# Solve non-linear equations of 3 variables using Newton-Raphson Method iterms of c,s and q.

The three non-linear equations are given by $$c[(6.7 * 10^8) + (1.2 * 10^8)s+(1-q)(2.6*10^8)]-0.00114532=0$$ $$s[2.001 *c + 835(1-q)]-2.001*c =0$$ $$q[2.73 + (5.98*10^{10})c]-(5.98 *10^{10})c =0$$ Using the Newton-Raphson Method solve these equations in terms of $c$,$s$ and $q$.

=> It is really difficult question for me because i don't know very much about the Newton-Raphson Method and also these non-linear equations contain 3 variables.

I have try by applying the newton-Raphson method to each equations:- $$f(c,s,q)=0= c[(6.7 * 10^8) + (1.2 * 10^8)s+(1-q)(2.6*10^8)]-0.00114532$$ $$g(c,s,q)=0= s[2.001 *c + 835(1-q)]-2.001*c$$ $$h(c,s,q)=0= q[2.73 + (5.98*10^{10})c]-(5.98 *10^{10})c$$ now i guess i need to work out $f'(c,s,q), g'(c,s,q), h'(c,s,q)$ but i dont know how?

and after working out $f'(c,s,q), g'(c,s,q), h'(c,s,q)$ . After that i think i need to use newton-raphson iteration:

$c_{n+1}= c_n - \frac{f(c,s,q)}{f'(c,s,q)}$

but the $f(c,s,q)$ and $f'(c,s,q)$ contains the $s$ and $q$.

Similarly, for

$s_{n+1}= s_n - \frac{g(c,s,q)}{g'(c,s,q)}$

will have $g(c,s,q)$ and $g'(c,s,q)$ containing the $c$ and $q$.

$q_{n+1}= q_n - \frac{h(c,s,q)}{h'(c,s,q)}$

will have $h(c,s,q)$ and $h'(c,s,q)$ containing the $c$.

so am i not sure what to do please help me. to find the values of $c,s,q$.

• You need to treat the three functions as the components of a single vector-valued function of three variables. The Newton iteration is then formally the same as in the one variable case, but with the inverse of the differential of the multivariable function (a 3 x 3 matrix) in place of the reciprocal of the derivative of the single variable function. – Dan Fox Jun 3 '14 at 15:57

## 1 Answer

The Newton-Raphson method is based on considering the tangent line. We need some linear algebra to understand and implement the substitute of "tangent line" in multiple dimensions.

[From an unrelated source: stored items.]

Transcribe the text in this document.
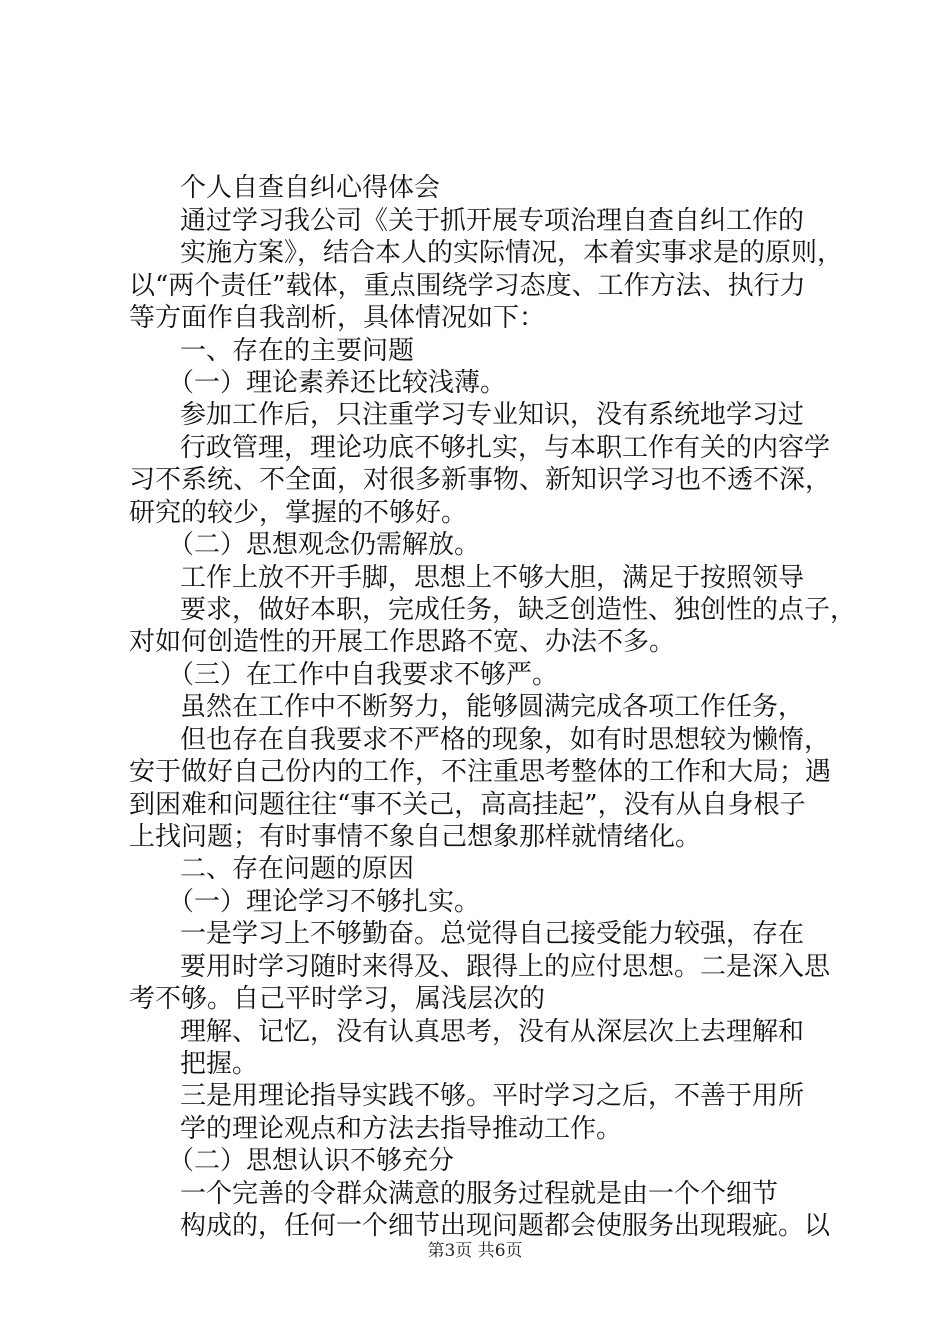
个人自查自纠心得体会
通过学习我公司《关于抓开展专项治理自查自纠工作的
实施方案》，结合本人的实际情况，本着实事求是的原则，
以“两个责任”载体，重点围绕学习态度、工作方法、执行力
等方面作自我剖析，具体情况如下：
一、存在的主要问题
（一）理论素养还比较浅薄。
参加工作后，只注重学习专业知识，没有系统地学习过
行政管理，理论功底不够扎实，与本职工作有关的内容学
习不系统、不全面，对很多新事物、新知识学习也不透不深，
研究的较少，掌握的不够好。
（二）思想观念仍需解放。
工作上放不开手脚，思想上不够大胆，满足于按照领导
要求，做好本职，完成任务，缺乏创造性、独创性的点子，
对如何创造性的开展工作思路不宽、办法不多。
（三）在工作中自我要求不够严。
虽然在工作中不断努力，能够圆满完成各项工作任务，
但也存在自我要求不严格的现象，如有时思想较为懒惰，
安于做好自己份内的工作，不注重思考整体的工作和大局；遇
到困难和问题往往“事不关己，高高挂起”，没有从自身根子
上找问题；有时事情不象自己想象那样就情绪化。
二、存在问题的原因
（一）理论学习不够扎实。
一是学习上不够勤奋。总觉得自己接受能力较强，存在
要用时学习随时来得及、跟得上的应付思想。二是深入思
考不够。自己平时学习，属浅层次的
理解、记忆，没有认真思考，没有从深层次上去理解和
把握。
三是用理论指导实践不够。平时学习之后，不善于用所
学的理论观点和方法去指导推动工作。
（二）思想认识不够充分
一个完善的令群众满意的服务过程就是由一个个细节
构成的，任何一个细节出现问题都会使服务出现瑕疵。以
第3页 共6页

A nonlinear system of $n$ equations with $n$ unknowns can be written in vector form as $\vec F(\vec x)=0$. The first order partial derivatives of $\vec F$ form the Jacobian matrix $J$: put the components of $\vec F$ in a column, then take derivatives in each variable. For example if $$\vec F(\vec x) = \begin{pmatrix} x_1^2e^{3x_2}-30 \\ x_1x_2-\sin(x_1+x_2^2) \end{pmatrix}$$ then $$J = \begin{pmatrix} 2x_1e^{3x_2} & 3x_1^2e^{3x_2} \\ x_2-\cos(x_1+x_2^2) & x_1-2x_2\cos(x_1+x_2^2) \end{pmatrix}$$ The Jacobian matrix provides a linear approximation to $\vec F$: near a point $\vec x_0$ we have $$\vec F(\vec x) \approx \vec F(\vec x_0) + J(\vec x-\vec x_0) \tag1$$ This is the analog of tangent line.

Following the idea of single variable method, we equate the right hand side of (1) to $\vec 0$ and solve: $$\vec x - \vec x_0 = -J^{-1} \vec F(\vec x_0) \tag2$$ Note that (2) is merely for writing down the theoretical approach, in practice we do not invert the matrix $J$. Rather, we let the software (Matlab or whatever) solve the system with matrix $J$ and right hand side $-\vec F(\vec x_0)$, which it can do efficiently.

Having solved the system, you obtain the new point $\vec x$, which takes the role of $\vec x_0$ at the next step of iteration. Continue until the norm $|\vec x - \vec x_0|$ becomes small... or until the allowed number of iterations runs out (indicating the method fails to converge).